Several norms to regulate vehicle security standards and emissions have already been introduced. Norms on brake pad quality are in place and we are working on a new norm for vehicle dampers. These norms will ensure imported auto parts meet basic standards and will act as a nontariff barrier against the sale of low-quality spare parts. We cannot produce norms for every component family in the Mexican aftermarket, so our main focus is on critical parts that impact passenger and pedestrian safety.

Q: What aftermarket segments and components have the most pressing regulatory needs?

A: INA works toward the development of regulations that focus on important products for the aftermarket. In collaboration with the Ministry of Economy, we have developed voluntary technical norms or NMXs on filters and brakes that we expect will soon become an official and compulsory norm or NOM. The next norms will focus on dampers and tie rod ends and eventually vehicle lighting systems.

Q: How can stricter emission regulations in Mexico impact the local aftermarket?

A: These norms have a positive effect because vehicles will have to be thoroughly repaired in a timely manner to be allowed on the road. Using the wrong spark plug or a bad catalytic converter will prevent these vehicles from passing inspections. This process will boost sales of ignition, exhaust and injection system components in the Mexican aftermarket.

Q: How might the downturn in sales of new vehicles that started in 2H17 impact the Mexican aftermarket?

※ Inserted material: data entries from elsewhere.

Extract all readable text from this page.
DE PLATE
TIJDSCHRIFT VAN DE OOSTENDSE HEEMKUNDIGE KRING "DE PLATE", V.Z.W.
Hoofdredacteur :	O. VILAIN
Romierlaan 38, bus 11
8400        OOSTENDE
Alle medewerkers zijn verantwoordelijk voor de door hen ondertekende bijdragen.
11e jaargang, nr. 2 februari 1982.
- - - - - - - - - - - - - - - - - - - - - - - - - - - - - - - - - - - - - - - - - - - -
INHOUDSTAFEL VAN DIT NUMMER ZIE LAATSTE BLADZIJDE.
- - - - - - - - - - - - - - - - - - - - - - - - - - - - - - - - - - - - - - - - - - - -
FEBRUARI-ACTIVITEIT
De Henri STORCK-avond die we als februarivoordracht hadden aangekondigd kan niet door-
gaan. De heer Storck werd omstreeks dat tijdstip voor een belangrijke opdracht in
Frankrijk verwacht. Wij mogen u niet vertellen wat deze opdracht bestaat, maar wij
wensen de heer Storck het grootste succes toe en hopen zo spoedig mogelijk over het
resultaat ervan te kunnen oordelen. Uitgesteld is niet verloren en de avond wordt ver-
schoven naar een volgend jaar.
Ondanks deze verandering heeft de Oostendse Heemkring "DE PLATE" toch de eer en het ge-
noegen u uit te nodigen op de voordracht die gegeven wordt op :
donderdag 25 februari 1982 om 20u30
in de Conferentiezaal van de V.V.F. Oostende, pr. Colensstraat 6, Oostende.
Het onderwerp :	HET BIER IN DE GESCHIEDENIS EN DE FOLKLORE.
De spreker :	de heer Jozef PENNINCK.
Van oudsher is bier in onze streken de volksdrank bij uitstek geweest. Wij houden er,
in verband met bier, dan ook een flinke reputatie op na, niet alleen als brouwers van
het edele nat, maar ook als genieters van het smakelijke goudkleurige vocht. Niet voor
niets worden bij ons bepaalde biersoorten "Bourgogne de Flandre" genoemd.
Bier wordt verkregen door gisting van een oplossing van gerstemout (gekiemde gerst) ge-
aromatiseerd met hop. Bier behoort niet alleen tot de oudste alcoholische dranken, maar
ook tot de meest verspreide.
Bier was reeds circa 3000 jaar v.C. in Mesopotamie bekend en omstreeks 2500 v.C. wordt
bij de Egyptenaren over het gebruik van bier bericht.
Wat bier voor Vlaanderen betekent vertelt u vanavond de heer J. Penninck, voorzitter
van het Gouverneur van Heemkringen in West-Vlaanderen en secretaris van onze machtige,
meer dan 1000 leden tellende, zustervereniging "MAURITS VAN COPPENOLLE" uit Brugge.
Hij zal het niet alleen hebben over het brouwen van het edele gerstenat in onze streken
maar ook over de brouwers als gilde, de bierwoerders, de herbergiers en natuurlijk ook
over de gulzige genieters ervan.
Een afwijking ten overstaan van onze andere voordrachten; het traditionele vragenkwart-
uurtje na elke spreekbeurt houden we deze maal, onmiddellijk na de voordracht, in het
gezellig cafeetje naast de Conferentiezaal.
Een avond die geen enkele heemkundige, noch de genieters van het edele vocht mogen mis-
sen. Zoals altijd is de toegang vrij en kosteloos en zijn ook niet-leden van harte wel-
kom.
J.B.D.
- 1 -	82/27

A: Changes in light-vehicle sales normally impact the aftermarket after three years. During their first three years of use, vehicles demand simple maintenance such as change of oil and regular components such as filters and perhaps brake pads. Repairs also generally take place in dealerships that use original equipment parts. After this and when vehicles lose their warranty, users start taking their vehicles to independent shops and use components from independent brands. At the moment, the vehicles going through this transition are those that were sold in 2015, which was a good year in terms of sales and thus will generate large revenues for the aftermarket. Since 2016 was a record year with sales of 1.6 million units, 2019 will also be a great year for independent brands and workshops in the Mexican aftermarket.

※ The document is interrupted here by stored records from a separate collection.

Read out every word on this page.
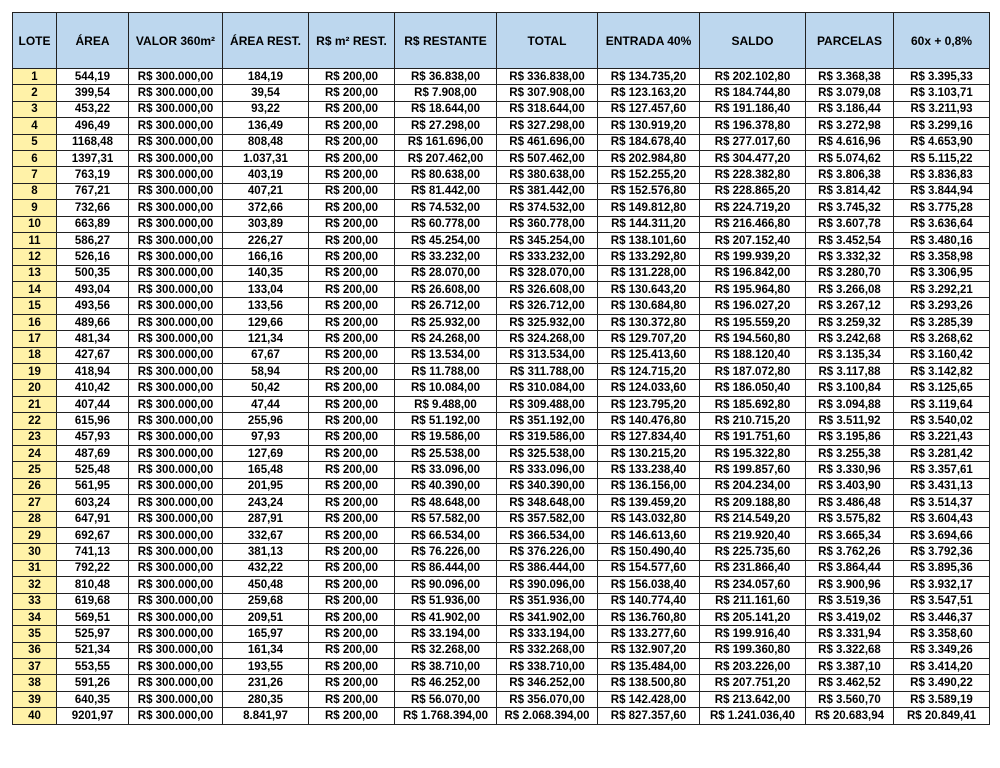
LOTE	ÁREA	VALOR 360m²	ÁREA REST.	R$ m² REST.	R$ RESTANTE	TOTAL	ENTRADA 40%	SALDO	PARCELAS	60x + 0,8%
1	544,19	R$ 300.000,00	184,19	R$ 200,00	R$ 36.838,00	R$ 336.838,00	R$ 134.735,20	R$ 202.102,80	R$ 3.368,38	R$ 3.395,33
2	399,54	R$ 300.000,00	39,54	R$ 200,00	R$ 7.908,00	R$ 307.908,00	R$ 123.163,20	R$ 184.744,80	R$ 3.079,08	R$ 3.103,71
3	453,22	R$ 300.000,00	93,22	R$ 200,00	R$ 18.644,00	R$ 318.644,00	R$ 127.457,60	R$ 191.186,40	R$ 3.186,44	R$ 3.211,93
4	496,49	R$ 300.000,00	136,49	R$ 200,00	R$ 27.298,00	R$ 327.298,00	R$ 130.919,20	R$ 196.378,80	R$ 3.272,98	R$ 3.299,16
5	1168,48	R$ 300.000,00	808,48	R$ 200,00	R$ 161.696,00	R$ 461.696,00	R$ 184.678,40	R$ 277.017,60	R$ 4.616,96	R$ 4.653,90
6	1397,31	R$ 300.000,00	1.037,31	R$ 200,00	R$ 207.462,00	R$ 507.462,00	R$ 202.984,80	R$ 304.477,20	R$ 5.074,62	R$ 5.115,22
7	763,19	R$ 300.000,00	403,19	R$ 200,00	R$ 80.638,00	R$ 380.638,00	R$ 152.255,20	R$ 228.382,80	R$ 3.806,38	R$ 3.836,83
8	767,21	R$ 300.000,00	407,21	R$ 200,00	R$ 81.442,00	R$ 381.442,00	R$ 152.576,80	R$ 228.865,20	R$ 3.814,42	R$ 3.844,94
9	732,66	R$ 300.000,00	372,66	R$ 200,00	R$ 74.532,00	R$ 374.532,00	R$ 149.812,80	R$ 224.719,20	R$ 3.745,32	R$ 3.775,28
10	663,89	R$ 300.000,00	303,89	R$ 200,00	R$ 60.778,00	R$ 360.778,00	R$ 144.311,20	R$ 216.466,80	R$ 3.607,78	R$ 3.636,64
11	586,27	R$ 300.000,00	226,27	R$ 200,00	R$ 45.254,00	R$ 345.254,00	R$ 138.101,60	R$ 207.152,40	R$ 3.452,54	R$ 3.480,16
12	526,16	R$ 300.000,00	166,16	R$ 200,00	R$ 33.232,00	R$ 333.232,00	R$ 133.292,80	R$ 199.939,20	R$ 3.332,32	R$ 3.358,98
13	500,35	R$ 300.000,00	140,35	R$ 200,00	R$ 28.070,00	R$ 328.070,00	R$ 131.228,00	R$ 196.842,00	R$ 3.280,70	R$ 3.306,95
14	493,04	R$ 300.000,00	133,04	R$ 200,00	R$ 26.608,00	R$ 326.608,00	R$ 130.643,20	R$ 195.964,80	R$ 3.266,08	R$ 3.292,21
15	493,56	R$ 300.000,00	133,56	R$ 200,00	R$ 26.712,00	R$ 326.712,00	R$ 130.684,80	R$ 196.027,20	R$ 3.267,12	R$ 3.293,26
16	489,66	R$ 300.000,00	129,66	R$ 200,00	R$ 25.932,00	R$ 325.932,00	R$ 130.372,80	R$ 195.559,20	R$ 3.259,32	R$ 3.285,39
17	481,34	R$ 300.000,00	121,34	R$ 200,00	R$ 24.268,00	R$ 324.268,00	R$ 129.707,20	R$ 194.560,80	R$ 3.242,68	R$ 3.268,62
18	427,67	R$ 300.000,00	67,67	R$ 200,00	R$ 13.534,00	R$ 313.534,00	R$ 125.413,60	R$ 188.120,40	R$ 3.135,34	R$ 3.160,42
19	418,94	R$ 300.000,00	58,94	R$ 200,00	R$ 11.788,00	R$ 311.788,00	R$ 124.715,20	R$ 187.072,80	R$ 3.117,88	R$ 3.142,82
20	410,42	R$ 300.000,00	50,42	R$ 200,00	R$ 10.084,00	R$ 310.084,00	R$ 124.033,60	R$ 186.050,40	R$ 3.100,84	R$ 3.125,65
21	407,44	R$ 300.000,00	47,44	R$ 200,00	R$ 9.488,00	R$ 309.488,00	R$ 123.795,20	R$ 185.692,80	R$ 3.094,88	R$ 3.119,64
22	615,96	R$ 300.000,00	255,96	R$ 200,00	R$ 51.192,00	R$ 351.192,00	R$ 140.476,80	R$ 210.715,20	R$ 3.511,92	R$ 3.540,02
23	457,93	R$ 300.000,00	97,93	R$ 200,00	R$ 19.586,00	R$ 319.586,00	R$ 127.834,40	R$ 191.751,60	R$ 3.195,86	R$ 3.221,43
24	487,69	R$ 300.000,00	127,69	R$ 200,00	R$ 25.538,00	R$ 325.538,00	R$ 130.215,20	R$ 195.322,80	R$ 3.255,38	R$ 3.281,42
25	525,48	R$ 300.000,00	165,48	R$ 200,00	R$ 33.096,00	R$ 333.096,00	R$ 133.238,40	R$ 199.857,60	R$ 3.330,96	R$ 3.357,61
26	561,95	R$ 300.000,00	201,95	R$ 200,00	R$ 40.390,00	R$ 340.390,00	R$ 136.156,00	R$ 204.234,00	R$ 3.403,90	R$ 3.431,13
27	603,24	R$ 300.000,00	243,24	R$ 200,00	R$ 48.648,00	R$ 348.648,00	R$ 139.459,20	R$ 209.188,80	R$ 3.486,48	R$ 3.514,37
28	647,91	R$ 300.000,00	287,91	R$ 200,00	R$ 57.582,00	R$ 357.582,00	R$ 143.032,80	R$ 214.549,20	R$ 3.575,82	R$ 3.604,43
29	692,67	R$ 300.000,00	332,67	R$ 200,00	R$ 66.534,00	R$ 366.534,00	R$ 146.613,60	R$ 219.920,40	R$ 3.665,34	R$ 3.694,66
30	741,13	R$ 300.000,00	381,13	R$ 200,00	R$ 76.226,00	R$ 376.226,00	R$ 150.490,40	R$ 225.735,60	R$ 3.762,26	R$ 3.792,36
31	792,22	R$ 300.000,00	432,22	R$ 200,00	R$ 86.444,00	R$ 386.444,00	R$ 154.577,60	R$ 231.866,40	R$ 3.864,44	R$ 3.895,36
32	810,48	R$ 300.000,00	450,48	R$ 200,00	R$ 90.096,00	R$ 390.096,00	R$ 156.038,40	R$ 234.057,60	R$ 3.900,96	R$ 3.932,17
33	619,68	R$ 300.000,00	259,68	R$ 200,00	R$ 51.936,00	R$ 351.936,00	R$ 140.774,40	R$ 211.161,60	R$ 3.519,36	R$ 3.547,51
34	569,51	R$ 300.000,00	209,51	R$ 200,00	R$ 41.902,00	R$ 341.902,00	R$ 136.760,80	R$ 205.141,20	R$ 3.419,02	R$ 3.446,37
35	525,97	R$ 300.000,00	165,97	R$ 200,00	R$ 33.194,00	R$ 333.194,00	R$ 133.277,60	R$ 199.916,40	R$ 3.331,94	R$ 3.358,60
36	521,34	R$ 300.000,00	161,34	R$ 200,00	R$ 32.268,00	R$ 332.268,00	R$ 132.907,20	R$ 199.360,80	R$ 3.322,68	R$ 3.349,26
37	553,55	R$ 300.000,00	193,55	R$ 200,00	R$ 38.710,00	R$ 338.710,00	R$ 135.484,00	R$ 203.226,00	R$ 3.387,10	R$ 3.414,20
38	591,26	R$ 300.000,00	231,26	R$ 200,00	R$ 46.252,00	R$ 346.252,00	R$ 138.500,80	R$ 207.751,20	R$ 3.462,52	R$ 3.490,22
39	640,35	R$ 300.000,00	280,35	R$ 200,00	R$ 56.070,00	R$ 356.070,00	R$ 142.428,00	R$ 213.642,00	R$ 3.560,70	R$ 3.589,19
40	9201,97	R$ 300.000,00	8.841,97	R$ 200,00	R$ 1.768.394,00	R$ 2.068.394,00	R$ 827.357,60	R$ 1.241.036,40	R$ 20.683,94	R$ 20.849,41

Q: How important is the development of e-commerce for the Mexican aftermarket?

A: For a domestic market with sales of approximately 1.5 million vehicles per year, Mexico has a huge variety of brands, models and vehicle versions. Knowing what spare part is necessary for each vehicle plays a key role in the aftersales market and access to digital catalogues is essential for consumers.

Q: What do Mexican auto parts manufacturers need to do to supply more cost-competitive components to OEMs?

A: There is no such thing as a bad automotive supplier since companies without the necessary standards rarely survive for more than two years. Good Mexican auto parts companies wanting to become excellent suppliers need to make constant reinvestments. All players must remain updated in areas of quality and cost, which means they cannot allow themselves not to invest in new equipment. Any company wanting to remain afloat needs to deliver enhanced productivity at lower costs.